Ketahui kontradiksi meraih kecantikan maha sempurna secara instan berikut ini.
Dr. Tass Tasiopoulos, seorang cosmetic surgeon asal Melbourne mengatakan jika botulinum toxin, filler, dan semua prosedur terkait mengalami kenaikan yang cukup signifikan dari angka 10% menjadi 16% sejak tahun 2012 di kawasan Asia. Melihat terbentuknya sebuah kebiasaan, Bazaar pun bertanya kepada dr. Edwin Tanihaha, Sp.KK mengenai perilaku adiktif bagi seseorang yang rutin berurusan dengan botulinum toxin dan sejenisnya. Menurut dr. Edwin, hal itu sangat diminati karena prosesnya dilakukan tanpa metode operasi. Ditambah lagi hasil singkat, seperti botulinum toxin yang bisa terlihat dalam empat sampai lima hari. Sedangkan filler menawarkan efek langsung dengan rasa sakit yang sangat minimal. Sedangkan penyebab mereka seolah kecanduan dengan segala tindakan medis praktis itu, bisa jadi mereka mengidap body dysmorphic disorder, suatu kondisi psikis yang cukup kronis, ketika seseorang tidak pernah puas dan selalu merasa ada kekurangan pada penampilannya. Tanda-tanda dari symptom itu di antaranya, sangat tidak percaya diri dengan penampilan atau bentuk tubuhnya, selalu bercermin atau malah menghindari cermin, dan cenderung meyakinkan diri sendiri jika ada hal cacat atau tidak normal pada area tubuh.

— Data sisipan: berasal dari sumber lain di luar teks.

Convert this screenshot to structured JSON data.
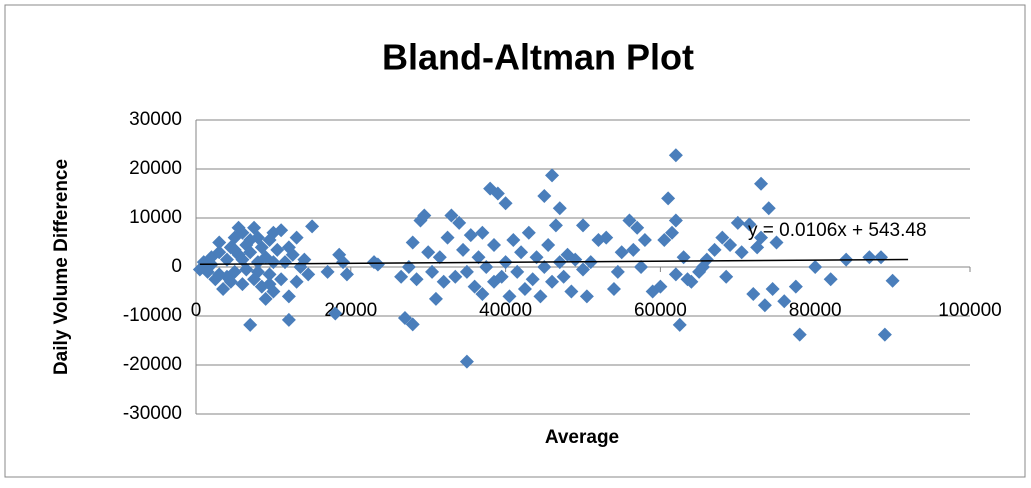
{
  "chart_data": {
    "type": "scatter",
    "title": "Bland-Altman Plot",
    "x_label": "Average",
    "y_label": "Daily Volume Difference",
    "xlim": [
      0,
      100000
    ],
    "xticks": [
      0,
      20000,
      40000,
      60000,
      80000,
      100000
    ],
    "ylim": [
      -30000,
      30000
    ],
    "yticks": [
      -30000,
      -20000,
      -10000,
      0,
      10000,
      20000,
      30000
    ],
    "grid": true,
    "series": [
      {
        "color": "#4a7ebb",
        "x": [
          500,
          1000,
          1500,
          2000,
          2500,
          3000,
          3000,
          3500,
          4000,
          4000,
          4500,
          5000,
          5000,
          5500,
          5500,
          6000,
          6000,
          6500,
          6500,
          7000,
          7000,
          7500,
          7500,
          8000,
          8000,
          8500,
          8500,
          9000,
          9000,
          9500,
          9500,
          10000,
          10000,
          10500,
          11000,
          11000,
          11500,
          12000,
          12000,
          12000,
          12500,
          13000,
          13000,
          13500,
          14000,
          14500,
          15000,
          3000,
          2000,
          4500,
          6000,
          8000,
          10000,
          5000,
          7000,
          9500,
          17000,
          18000,
          18500,
          19000,
          19500,
          23000,
          23500,
          26500,
          27000,
          27500,
          28000,
          28000,
          28500,
          29000,
          29500,
          30000,
          30500,
          31000,
          31500,
          32000,
          32500,
          33000,
          33500,
          34000,
          34500,
          35000,
          35000,
          35500,
          36000,
          36500,
          37000,
          37000,
          37500,
          38000,
          38500,
          38500,
          39000,
          39500,
          40000,
          40000,
          40500,
          41000,
          41500,
          42000,
          42500,
          43000,
          43500,
          44000,
          44500,
          45000,
          45000,
          45500,
          46000,
          46000,
          46500,
          47000,
          47000,
          47500,
          48000,
          48500,
          49000,
          50000,
          50000,
          50500,
          51000,
          52000,
          53000,
          54000,
          54500,
          55000,
          56000,
          56500,
          57000,
          57500,
          58000,
          59000,
          60000,
          60500,
          61000,
          61500,
          62000,
          62000,
          62000,
          62500,
          63000,
          63500,
          64000,
          65000,
          65500,
          66000,
          67000,
          68000,
          68500,
          69000,
          70000,
          70500,
          71500,
          72000,
          72500,
          73000,
          73000,
          73500,
          74000,
          74500,
          75000,
          76000,
          77500,
          78000,
          80000,
          82000,
          84000,
          87000,
          88500,
          89000,
          90000
        ],
        "values": [
          -500,
          1000,
          -1000,
          2000,
          -2500,
          5000,
          3000,
          -4500,
          1500,
          -2000,
          4000,
          6000,
          -1000,
          8000,
          2500,
          -3500,
          7000,
          4500,
          -500,
          -11800,
          3000,
          8000,
          -2500,
          6000,
          1000,
          -4000,
          4000,
          -6500,
          2000,
          5500,
          -1500,
          7000,
          -5000,
          3500,
          7500,
          -2500,
          1000,
          -10800,
          -6000,
          4000,
          2500,
          6000,
          -3000,
          0,
          1500,
          -1500,
          8300,
          -1500,
          500,
          -3000,
          1500,
          -1000,
          1000,
          3500,
          5500,
          -3500,
          -1000,
          -9500,
          2500,
          1000,
          -1500,
          1000,
          500,
          -2000,
          -10400,
          0,
          -11700,
          5000,
          -2500,
          9500,
          10500,
          3000,
          -1000,
          -6500,
          2000,
          -3000,
          6000,
          10500,
          -2000,
          9000,
          3500,
          -19300,
          -1000,
          6500,
          -4000,
          2000,
          -5500,
          7000,
          0,
          16000,
          -3000,
          4500,
          15000,
          -2000,
          13000,
          1000,
          -6000,
          5500,
          -1000,
          3000,
          -4500,
          7000,
          -2500,
          2000,
          -6000,
          14500,
          0,
          4500,
          18700,
          -3000,
          8500,
          12000,
          1000,
          -2000,
          2500,
          -5000,
          1500,
          8500,
          -500,
          -6000,
          1000,
          5500,
          6000,
          -4500,
          -1000,
          3000,
          9500,
          3500,
          8000,
          0,
          5500,
          -5000,
          -4000,
          5500,
          14000,
          7000,
          22800,
          9500,
          -1500,
          -11800,
          2000,
          -2500,
          -3000,
          -1000,
          0,
          1500,
          3500,
          6000,
          -2000,
          4500,
          9000,
          3000,
          8700,
          -5500,
          4000,
          17000,
          6000,
          -7800,
          12000,
          -4500,
          5000,
          -7000,
          -4000,
          -13800,
          0,
          -2500,
          1500,
          2000,
          2000,
          -13800,
          -2800
        ]
      }
    ],
    "trendline": {
      "label": "y = 0.0106x + 543.48",
      "slope": 0.0106,
      "intercept": 543.48,
      "xrange": [
        500,
        92000
      ]
    }
  }
}
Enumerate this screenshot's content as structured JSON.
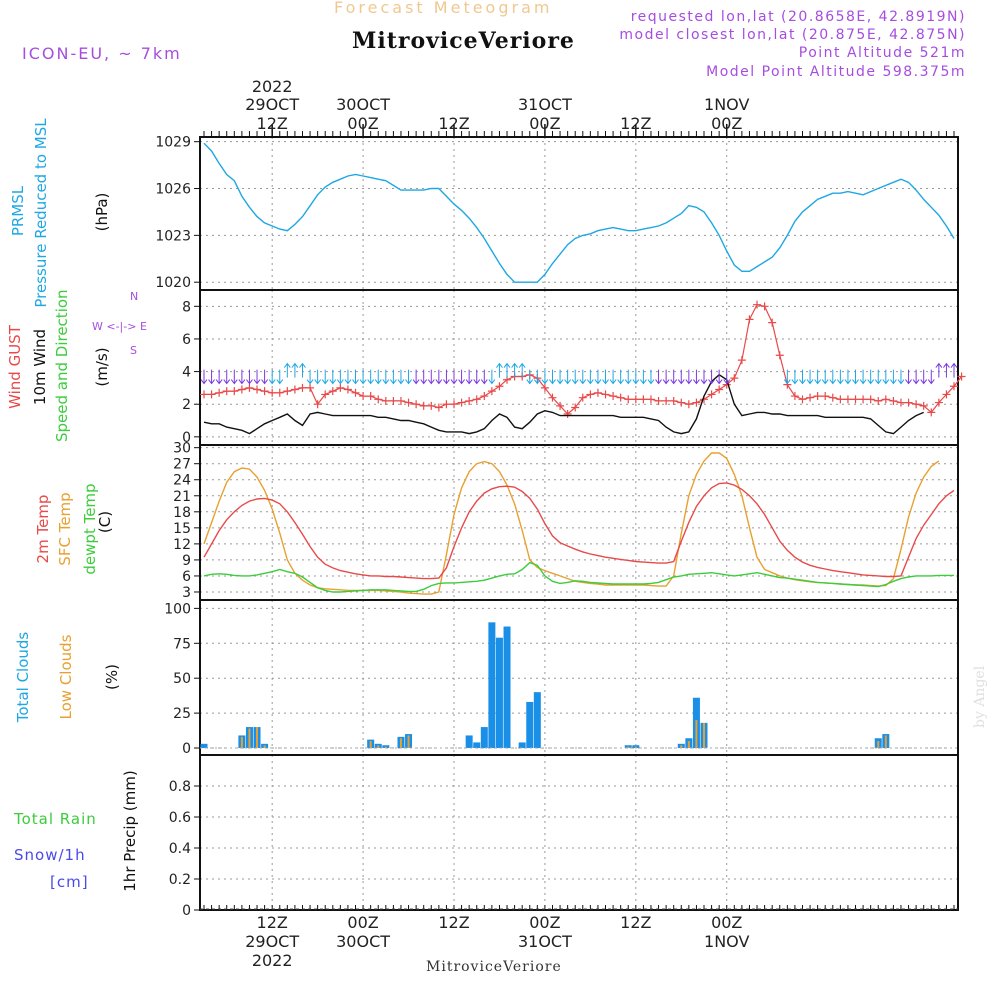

Menurut dr. Juliana Yu, MD.H,NH, Anda juga harus tahu kapan waktu yang tepat untuk kembali mengisi filler saat dibutuhkan. Karena fungsi filler itu sendiri adalah hanya untuk mengisi jaringan yang kosong menggunakan suatu kolagen sintetis. Jika kolagen itu masih ada, dan Anda bersikeras untuk mengisi kembali, maka akan terjadi pembengkakan atau biasa disebut abses. Itulah yang membuat fenomena wajah kembar kepada para pengguna filler atau botulinum toxin. Tak ada salahnya Anda memilih cara cepat untuk mendapat hasil memuaskan dalam hitungan jam, tapi perlu diingat hasilnya juga bisa indah, atau gagal secara instan.